When I look at it, when I word what I’m looking for,

it vanishes. Once I get to the word “looking”

I see the tail end of its nightgown moving as if underwater

rounding the corner or entering a door, carrying away

the simplest sentence I have chased all this time.

The words, the connections, move but also elude me. Like treasures

in lush green grass I get intoxicated like Sarah

in Jareth’s labyrinth, time escaping, all wrapped up by

oddities, curiosities, layers, touch, sight, smell, test.


So I go back.


Shivers of moments. Shimmers. Light. Slivers. I see Chekhov freshly pressed in Times New Roman:

“Don’t tell me the moon is shining; show me the glint of light on broken glass.”

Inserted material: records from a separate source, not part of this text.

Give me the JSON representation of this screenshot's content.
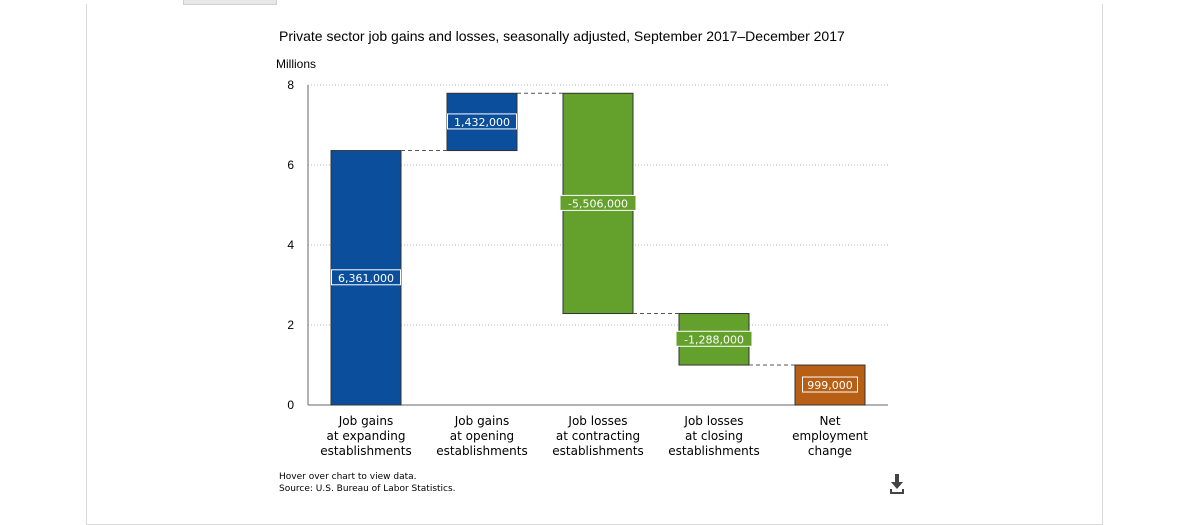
{
  "chart_data": {
    "type": "bar",
    "subtype": "waterfall",
    "title": "Private sector job gains and losses, seasonally adjusted, September 2017–December 2017",
    "ylabel": "Millions",
    "ylim": [
      0,
      8
    ],
    "yticks": [
      "0",
      "2",
      "4",
      "6",
      "8"
    ],
    "categories": [
      [
        "Job gains",
        "at expanding",
        "establishments"
      ],
      [
        "Job gains",
        "at opening",
        "establishments"
      ],
      [
        "Job losses",
        "at contracting",
        "establishments"
      ],
      [
        "Job losses",
        "at closing",
        "establishments"
      ],
      [
        "Net",
        "employment",
        "change"
      ]
    ],
    "values": [
      6361000,
      1432000,
      -5506000,
      -1288000,
      999000
    ],
    "data_labels": [
      "6,361,000",
      "1,432,000",
      "-5,506,000",
      "-1,288,000",
      "999,000"
    ],
    "colors": [
      "#0b4f9c",
      "#0b4f9c",
      "#63a02c",
      "#63a02c",
      "#b75f14"
    ],
    "grid": true
  },
  "notes": {
    "hover": "Hover over chart to view data.",
    "source": "Source: U.S. Bureau of Labor Statistics."
  },
  "download_icon": "download-icon"
}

I carry so many shivers, gathering them in my notebooks and poems,

quick jots, so that I may take it to the keyboard and write the vignette–

the cut-out of my heart.


All these pieces are from one broken mirror, its large pieces

splintered; sharp diamonds reflecting the night sky overhead.

I near the broken mirror barefoot in the grass, and the pieces

look like speckled seas I could dip my toe in, then maybe my limbs and body

and then under into the cool diamond-studded water;

so deep is the purpose of my reflection

that it too eludes me–

the water, the night reflecting myself

contains universes, black holes and dwarf stars,

death stars and gases and vacuums

and molecules and atoms

and the graveyard for stars.


The purpose.

The purpose of the words? To reveal the shiver,

so shaken that words lose sound and then form.

To reveal the shiver–the trembling, clearest point

of guts and instinct and longing, pain, and beauty.

To reveal the shiver–which is ourselves.